Looks like this unresolved issue:
I’ve hidden the stream and bucket names but they both exist.
So here I am, happy about the format thing but I can’t get the whole pipeline to work.
Not sure if you have any clue about this s3loader thing? Any thoughts about the format? It should be fine right?
I’ll probably come back to this tomorrow, I need some sleep
The format may be fine - I’m not too sure about decoding as ascii (utf-8 would be the safer bet). Is the S3 loader emitting any records to the bad sink? If so this should contain any errors or anything that it failed to partition to that Kinesis stream.

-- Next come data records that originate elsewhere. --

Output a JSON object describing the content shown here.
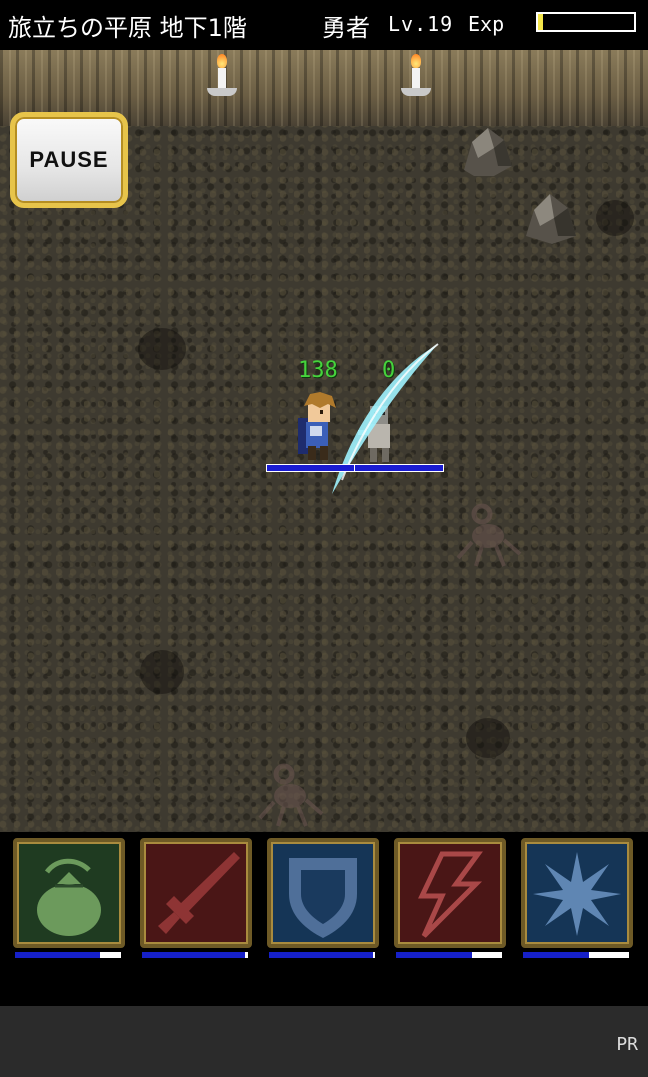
{
  "status": {
    "location": "旅立ちの平原 地下1階",
    "hero": "勇者",
    "level": "Lv.19",
    "exp_label": "Exp",
    "exp_progress": 0.05,
    "exp_fill_color": "#f4e64a"
  },
  "pause_label": "PAUSE",
  "battle": {
    "player_damage": "138",
    "enemy_damage": "0",
    "player_hp": 0.8,
    "enemy_hp": 0.82,
    "hp_color": "#1a1cd2",
    "slash_color": "#9ff3ff"
  },
  "skills": [
    {
      "icon": "item-bag-icon",
      "bg": "#1f3b21",
      "cooldown": 0.8
    },
    {
      "icon": "sword-icon",
      "bg": "#4a1616",
      "cooldown": 0.97
    },
    {
      "icon": "shield-icon",
      "bg": "#153556",
      "cooldown": 0.98
    },
    {
      "icon": "lightning-icon",
      "bg": "#4a1616",
      "cooldown": 0.72
    },
    {
      "icon": "burst-icon",
      "bg": "#153556",
      "cooldown": 0.62
    }
  ],
  "ad": {
    "label": "PR"
  }
}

Oh wow, I didn’t even think about fixing this. Since I was seeing the “Flushing” logs, I assumed it was still logging by default to the console or something.
This is what I’m seeing after fixing the log4j thing:
ERROR 2022-01-06 21:58:52,198 0 com.hadoop.compression.lzo.GPLNativeCodeLoader [main] Could not load native gpl library
java.lang.UnsatisfiedLinkError: no gplcompression in java.library.path
at java.lang.ClassLoader.loadLibrary(ClassLoader.java:1860)
at java.lang.Runtime.loadLibrary0(Runtime.java:871)
at java.lang.System.loadLibrary(System.java:1122)
at com.hadoop.compression.lzo.GPLNativeCodeLoader.<clinit>(GPLNativeCodeLoader.java:54)
at com.hadoop.compression.lzo.LzoCodec.<clinit>(LzoCodec.java:71)
at com.snowplowanalytics.s3.loader.serializers.LzoSerializer$.<init>(LzoSerializer.scala:37)
at com.snowplowanalytics.s3.loader.serializers.LzoSerializer$.<clinit>(LzoSerializer.scala)
at com.snowplowanalytics.s3.loader.S3Loader$.run(S3Loader.scala:49)
at com.snowplowanalytics.s3.loader.SinkApp$.main(SinkApp.scala:52)
at com.snowplowanalytics.s3.loader.SinkApp.main(SinkApp.scala)
ERROR 2022-01-06 21:58:52,201 3 com.hadoop.compression.lzo.LzoCodec [main] Cannot load native-lzo without native-hadoop
So this is exactly the same issue I was running into when I was trying to run the new snowplow-event-recovery on a local Spark.
Note that building Hadoop 3.1.1/3.1.2/3.2.0 native code from source is broken
on macOS. For 3.1.1/3.1.2, you need to manually backport YARN-8622. For 3.2.0,
you need to backport both YARN-8622 and YARN-9487 in order to build native code.
So I decided that I would abandon the idea of working locally and I just started a new s3loader in the EC2 instance that’s hosting the production one. Not sure why I didn’t think about that before …
And well … it just works over there. I’m guessing the Java install is cleaner and more exhaustive over there. I’m getting the LZO encoded files ready for reprocessing.
Haven’t tried processing them yet but I’m sure it’ll work (eh? ).
I guess all this seems to indicate that I’d probably be better moving away from EMREtlRunner and towards Stream Enrich and the RDB Shredder.